É possível hipotetizar que se torna possível para Paula, ao utilizar significantes e nomear seu sofrimento, esboçar ressignificações do lugar que a doença ocupa para ela, na relação dela com sua família e na própria estrutura familiar. Ao longo do trabalho com Paula ela pode construir uma questão própria e formular uma demanda própria de análise, vacilando entre aproximação-distanciamento das queixas trazidas pelos familiares, assim como dos sintomas que revelavam os conflitos familiares ou parentais e seus próprios sintomas.

Pode-se considerar, ainda, que esse reposicionamento de Paula teve efeitos nessa estrutura familiar, o que pode ter contribuído para a interrupção do trabalho analítico.

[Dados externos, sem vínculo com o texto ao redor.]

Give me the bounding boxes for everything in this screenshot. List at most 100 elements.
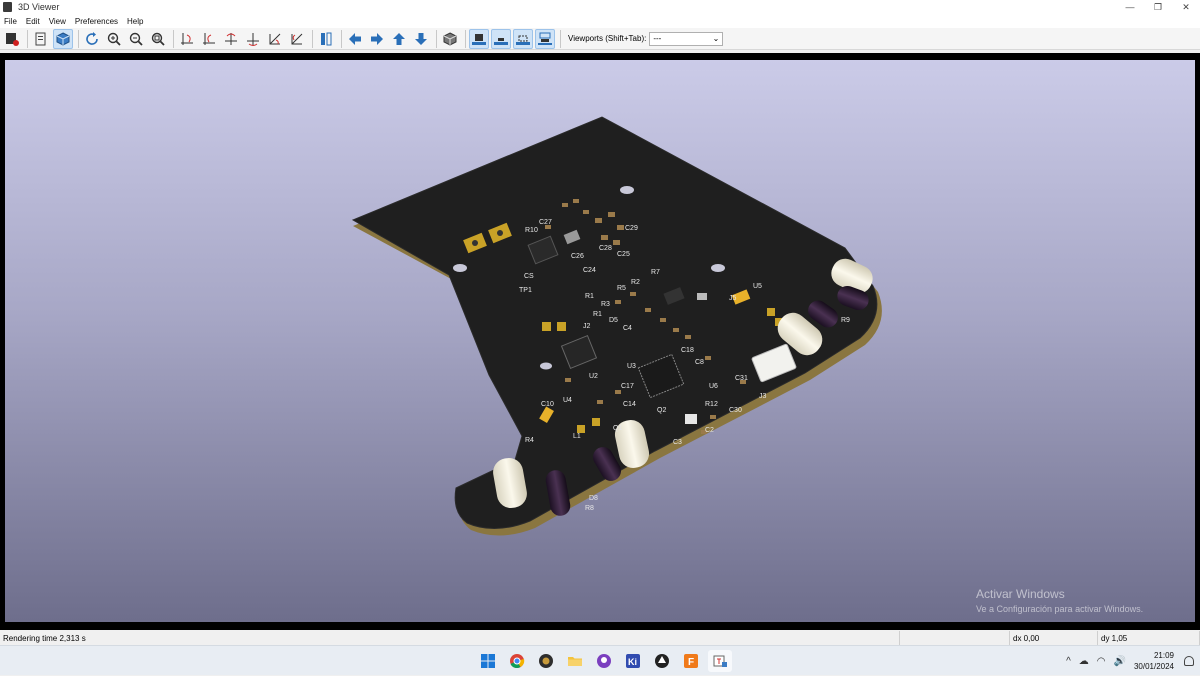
restore-button[interactable]: ❐ — [1144, 0, 1172, 14]
github-icon[interactable] — [592, 650, 616, 672]
status-bar: Rendering time 2,313 s dx 0,00 dy 1,05 — [0, 631, 1200, 645]
zoom-fit-icon[interactable] — [148, 29, 168, 49]
wifi-icon[interactable]: ◠ — [1097, 656, 1106, 667]
close-button[interactable]: ✕ — [1172, 0, 1200, 14]
toolbar-separator — [173, 29, 174, 48]
kicad-icon[interactable]: Ki — [621, 650, 645, 672]
toolbar-separator — [341, 29, 342, 48]
silk-label: U6 — [709, 383, 718, 390]
silk-label: R8 — [585, 505, 594, 512]
volume-icon[interactable]: 🔊 — [1114, 656, 1126, 667]
inkscape-icon[interactable] — [650, 650, 674, 672]
silk-label: Q2 — [657, 407, 666, 414]
viewports-select[interactable]: --- ⌄ — [649, 31, 724, 46]
rotate-z-cw-icon[interactable] — [265, 29, 285, 49]
pcb-3d-render: TP1 CS C27 R10 C26 C28 C29 C24 C25 R1 R3… — [351, 116, 882, 536]
show-not-in-posfile-icon[interactable] — [535, 28, 555, 49]
clock-time: 21:09 — [1153, 651, 1174, 660]
copy-image-icon[interactable] — [31, 29, 51, 49]
silk-label: R4 — [525, 437, 534, 444]
svg-text:F: F — [688, 657, 694, 668]
zoom-in-icon[interactable] — [104, 29, 124, 49]
silk-label: C27 — [539, 219, 552, 226]
silk-label: C8 — [695, 359, 704, 366]
zoom-out-icon[interactable] — [126, 29, 146, 49]
silk-label: R9 — [841, 317, 850, 324]
kicad-3d-viewer-icon[interactable] — [708, 650, 732, 672]
silk-label: J3 — [759, 393, 767, 400]
test-pad — [767, 308, 775, 316]
silk-label: Q1 — [613, 425, 622, 432]
silk-label: U4 — [563, 397, 572, 404]
rotate-z-ccw-icon[interactable] — [287, 29, 307, 49]
toolbar-separator — [560, 29, 561, 48]
viewport-frame: TP1 CS C27 R10 C26 C28 C29 C24 C25 R1 R3… — [0, 53, 1200, 630]
menu-help[interactable]: Help — [127, 17, 143, 26]
silk-label: C2 — [705, 427, 714, 434]
crystal-component — [685, 414, 697, 424]
pan-left-icon[interactable] — [345, 29, 365, 49]
silk-label: R12 — [705, 401, 718, 408]
watermark-subtitle: Ve a Configuración para activar Windows. — [976, 604, 1144, 614]
chrome-icon[interactable] — [505, 650, 529, 672]
fusion-icon[interactable]: F — [679, 650, 703, 672]
silk-label: D8 — [589, 495, 598, 502]
silk-label: C4 — [623, 325, 632, 332]
pan-down-icon[interactable] — [411, 29, 431, 49]
pan-up-icon[interactable] — [389, 29, 409, 49]
show-virtual-icon[interactable] — [513, 28, 533, 49]
viewports-select-value: --- — [653, 34, 662, 43]
show-tht-icon[interactable] — [469, 28, 489, 49]
toolbar-separator — [312, 29, 313, 48]
render-options-icon[interactable] — [2, 29, 22, 49]
activation-watermark: Activar Windows Ve a Configuración para … — [976, 587, 1143, 614]
rotate-y-ccw-icon[interactable] — [243, 29, 263, 49]
flip-board-icon[interactable] — [316, 29, 336, 49]
menu-edit[interactable]: Edit — [26, 17, 40, 26]
rotate-x-cw-icon[interactable] — [177, 29, 197, 49]
toolbar-separator — [436, 29, 437, 48]
silk-label: U5 — [753, 283, 762, 290]
mounting-hole — [620, 186, 634, 194]
test-pad — [577, 425, 585, 433]
onedrive-icon[interactable]: ☁ — [1079, 656, 1089, 667]
menu-view[interactable]: View — [49, 17, 66, 26]
silk-label: C30 — [729, 407, 742, 414]
silk-label: U3 — [627, 363, 636, 370]
silk-label: CS — [524, 273, 534, 280]
svg-text:Ki: Ki — [628, 657, 637, 667]
menu-bar: File Edit View Preferences Help — [0, 14, 1200, 28]
chevron-up-icon[interactable]: ^ — [1066, 656, 1071, 667]
rotate-x-ccw-icon[interactable] — [199, 29, 219, 49]
status-render-time: Rendering time 2,313 s — [0, 631, 900, 645]
silk-label: C31 — [735, 375, 748, 382]
window-title: 3D Viewer — [18, 2, 60, 12]
silk-label: R7 — [651, 269, 660, 276]
silk-label: J2 — [583, 323, 591, 330]
silk-label: C10 — [541, 401, 554, 408]
clock[interactable]: 21:09 30/01/2024 — [1134, 650, 1174, 672]
window-controls: — ❐ ✕ — [1116, 0, 1200, 14]
silk-label: R10 — [525, 227, 538, 234]
mounting-hole — [540, 362, 552, 370]
menu-preferences[interactable]: Preferences — [75, 17, 118, 26]
ortho-toggle-icon[interactable] — [440, 29, 460, 49]
notification-bell-icon[interactable] — [1184, 656, 1194, 666]
pan-right-icon[interactable] — [367, 29, 387, 49]
windows-start-icon[interactable] — [476, 650, 500, 672]
taskbar-apps: Ki F — [476, 650, 737, 672]
rotate-y-cw-icon[interactable] — [221, 29, 241, 49]
raytrace-toggle-icon[interactable] — [53, 28, 73, 49]
camera-app-icon[interactable] — [534, 650, 558, 672]
minimize-button[interactable]: — — [1116, 0, 1144, 14]
menu-file[interactable]: File — [4, 17, 17, 26]
silk-label: J5 — [729, 295, 737, 302]
reload-icon[interactable] — [82, 29, 102, 49]
toolbar-separator — [27, 29, 28, 48]
file-explorer-icon[interactable] — [563, 650, 587, 672]
windows-taskbar: Ki F ^ ☁ ◠ 🔊 21:09 30/01/2024 — [0, 645, 1200, 675]
silk-label: C18 — [681, 347, 694, 354]
silk-label: C3 — [673, 439, 682, 446]
show-smd-icon[interactable] — [491, 28, 511, 49]
3d-viewport[interactable]: TP1 CS C27 R10 C26 C28 C29 C24 C25 R1 R3… — [5, 60, 1195, 622]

Não há como saber o que aconteceu com Paula e sua família, pois ela não retornou à análise, porém, uma suposição possível, é de que houve uma tentativa de manter Paula nessa posição, alienada no desejo destes Outros.

 

Referências

Clavreul, J. (1983). A ordem médica: poder e impotência do discurso médico. São Paulo: Brasiliense.

Faria, M. R. (1998) Introdução à psicanálise de crianças: o lugar dos pais. São Paulo: Hacker.

Faria, M.R. (2004) Das entrevistas preliminares aos tratamentos com crianças às entrevistas preliminares com a criança. Comunicação oral apresentada na Jornada de abertura de FCCL: A direção do tratamento na psicanálise com crianças. São Paulo, 05 de março de 2004.

Faria, M.R. (2010). Constituição do sujeito e estrutura familiar: o Complexo de Édipo, de Freud a Lacan. Taubaté: Editora Cabral.

Lacan, J. (1969). Nota sobre a criança. In: Lacan J. (Org.) Outros escritos. Rio de Janeiro: Jorge Zahar Editores.

Lamberte, M.T.M.R. (2004). Fenômeno Psicossomático. In: Marcondes, E., Vaz, F. A., Ramos, J. L., Okay, Y. Pediatria Básica - Tomo I - Pediatria geral e neonatal. São Paulo: Sarvier.

Moretto, M.L.T. (2001) O que pode um analista no hospital? São Paulo: Casa do Psicólogo.